Dane wiped a speck of blood off his forehead. “Won’t fit down the drecktube with them attached.” He unceremoniously bagged the deer in the burlap sack, unlocked the tube with his key, and shoved the deer down the same drecktube that Chicago had probably disappeared down.
Pika sighed deeply. “Poor little deer. It had such a cute tail.”
Cora pitched her head down. Memories of the gleaming jack and that tug in her mind shot through like streaks of pain. The sound of the backstage door opening came, but she couldn’t bring herself to look up at the bright lights again.
“She looks sick,” a deep Kindred voice observed.
She jerked her head up. With her hazy vision she didn’t see more than a tall figure at first, and her head throbbed harder—if it was Cassian, what would she say?—but then her vision cleared. A dark-blue suit with
twin knots down the side. A face with a sharp wrinkle cutting down his forehead.
“She’s fine,” Lucky said quickly to Fian.
“I will be the judge of that.” Fian looked around the filthy room, as though one wrong step could get him contaminated. “Come with me, girl. I need to investigate this incident.”
She glanced at Lucky. They both knew that Fian was on their side, a secret member of the Fifth of Five initiative, but she was still wary.
Fian motioned for her to follow him into the shower room, which, with its groaning pipes, was the best place to talk in private. He cast one look at the dirty drain and stepped carefully to the cleanest spot on the floor.
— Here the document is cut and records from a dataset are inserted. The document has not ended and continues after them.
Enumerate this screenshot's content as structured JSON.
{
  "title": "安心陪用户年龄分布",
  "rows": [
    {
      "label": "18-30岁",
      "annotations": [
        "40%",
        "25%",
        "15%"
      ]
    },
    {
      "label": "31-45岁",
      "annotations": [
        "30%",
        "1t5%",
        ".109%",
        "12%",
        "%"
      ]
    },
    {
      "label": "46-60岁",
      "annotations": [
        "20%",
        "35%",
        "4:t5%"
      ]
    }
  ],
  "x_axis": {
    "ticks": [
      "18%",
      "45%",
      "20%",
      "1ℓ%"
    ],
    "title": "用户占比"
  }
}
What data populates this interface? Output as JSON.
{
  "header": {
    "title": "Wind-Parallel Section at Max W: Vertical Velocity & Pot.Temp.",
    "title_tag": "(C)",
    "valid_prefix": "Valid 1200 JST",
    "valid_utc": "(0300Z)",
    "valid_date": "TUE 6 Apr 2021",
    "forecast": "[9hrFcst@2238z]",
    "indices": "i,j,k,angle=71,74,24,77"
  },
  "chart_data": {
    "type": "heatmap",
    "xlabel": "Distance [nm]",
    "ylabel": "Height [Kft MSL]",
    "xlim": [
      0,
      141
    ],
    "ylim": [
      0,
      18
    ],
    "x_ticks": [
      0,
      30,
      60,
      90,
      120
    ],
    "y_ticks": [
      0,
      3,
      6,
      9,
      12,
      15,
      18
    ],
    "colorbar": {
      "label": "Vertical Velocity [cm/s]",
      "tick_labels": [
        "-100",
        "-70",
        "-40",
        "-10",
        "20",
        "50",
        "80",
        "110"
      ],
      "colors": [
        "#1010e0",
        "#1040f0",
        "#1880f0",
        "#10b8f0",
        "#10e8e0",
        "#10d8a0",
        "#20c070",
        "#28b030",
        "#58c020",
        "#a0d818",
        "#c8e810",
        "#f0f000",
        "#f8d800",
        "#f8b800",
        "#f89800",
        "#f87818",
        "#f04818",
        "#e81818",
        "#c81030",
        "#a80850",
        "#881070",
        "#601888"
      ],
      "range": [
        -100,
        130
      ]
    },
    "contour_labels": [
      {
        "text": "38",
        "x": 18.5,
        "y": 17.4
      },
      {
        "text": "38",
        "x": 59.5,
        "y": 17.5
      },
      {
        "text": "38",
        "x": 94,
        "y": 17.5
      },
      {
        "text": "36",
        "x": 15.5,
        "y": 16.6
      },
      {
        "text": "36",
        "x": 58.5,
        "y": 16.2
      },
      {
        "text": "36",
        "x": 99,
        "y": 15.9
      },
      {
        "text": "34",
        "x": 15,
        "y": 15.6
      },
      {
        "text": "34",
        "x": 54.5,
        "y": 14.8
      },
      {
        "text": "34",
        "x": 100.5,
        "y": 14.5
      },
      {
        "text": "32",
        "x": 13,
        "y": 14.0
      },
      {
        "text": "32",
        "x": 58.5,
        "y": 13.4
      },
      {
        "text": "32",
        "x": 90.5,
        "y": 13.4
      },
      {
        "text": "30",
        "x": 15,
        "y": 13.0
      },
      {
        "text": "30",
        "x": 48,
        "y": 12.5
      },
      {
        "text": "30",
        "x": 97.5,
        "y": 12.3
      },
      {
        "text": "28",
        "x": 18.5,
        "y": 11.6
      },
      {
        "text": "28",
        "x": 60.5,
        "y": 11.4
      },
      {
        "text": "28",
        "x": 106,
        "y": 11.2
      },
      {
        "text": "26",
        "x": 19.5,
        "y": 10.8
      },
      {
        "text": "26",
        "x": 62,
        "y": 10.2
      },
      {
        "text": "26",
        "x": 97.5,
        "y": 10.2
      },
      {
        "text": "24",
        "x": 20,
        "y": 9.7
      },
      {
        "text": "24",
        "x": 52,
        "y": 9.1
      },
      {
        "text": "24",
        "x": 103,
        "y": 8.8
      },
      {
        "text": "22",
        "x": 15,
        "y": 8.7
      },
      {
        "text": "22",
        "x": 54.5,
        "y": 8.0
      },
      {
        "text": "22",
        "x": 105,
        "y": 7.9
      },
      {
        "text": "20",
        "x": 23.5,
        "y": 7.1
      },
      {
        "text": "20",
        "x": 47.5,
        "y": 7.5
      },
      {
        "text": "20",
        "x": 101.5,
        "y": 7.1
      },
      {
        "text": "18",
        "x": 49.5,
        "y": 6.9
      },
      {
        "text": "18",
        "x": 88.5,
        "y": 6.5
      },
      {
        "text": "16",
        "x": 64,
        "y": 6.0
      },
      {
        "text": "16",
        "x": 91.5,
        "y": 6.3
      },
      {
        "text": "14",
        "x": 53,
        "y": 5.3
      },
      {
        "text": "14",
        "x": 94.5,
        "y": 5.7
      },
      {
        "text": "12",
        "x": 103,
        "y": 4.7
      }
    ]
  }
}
“Why are you really here?” she said, once they were alone.
“Cassian asked me to check on your condition. He wishes to see you himself, but he thought you might prefer to speak with someone else.”
“Because of the whole stabbing thing, I assume.”
Fian only blinked.
She slumped against the wall. “You can tell him I’m fine. And despite what happened, I haven’t changed my mind. I’ll run the Gauntlet. We can begin training as soon as he wants.”
Fian pressed a hand against each side of her head gently. She tried not to recoil as he tilted her head up to inspect the dried blood rimming her nostrils. “Your mind needs time to heal first. Four days.”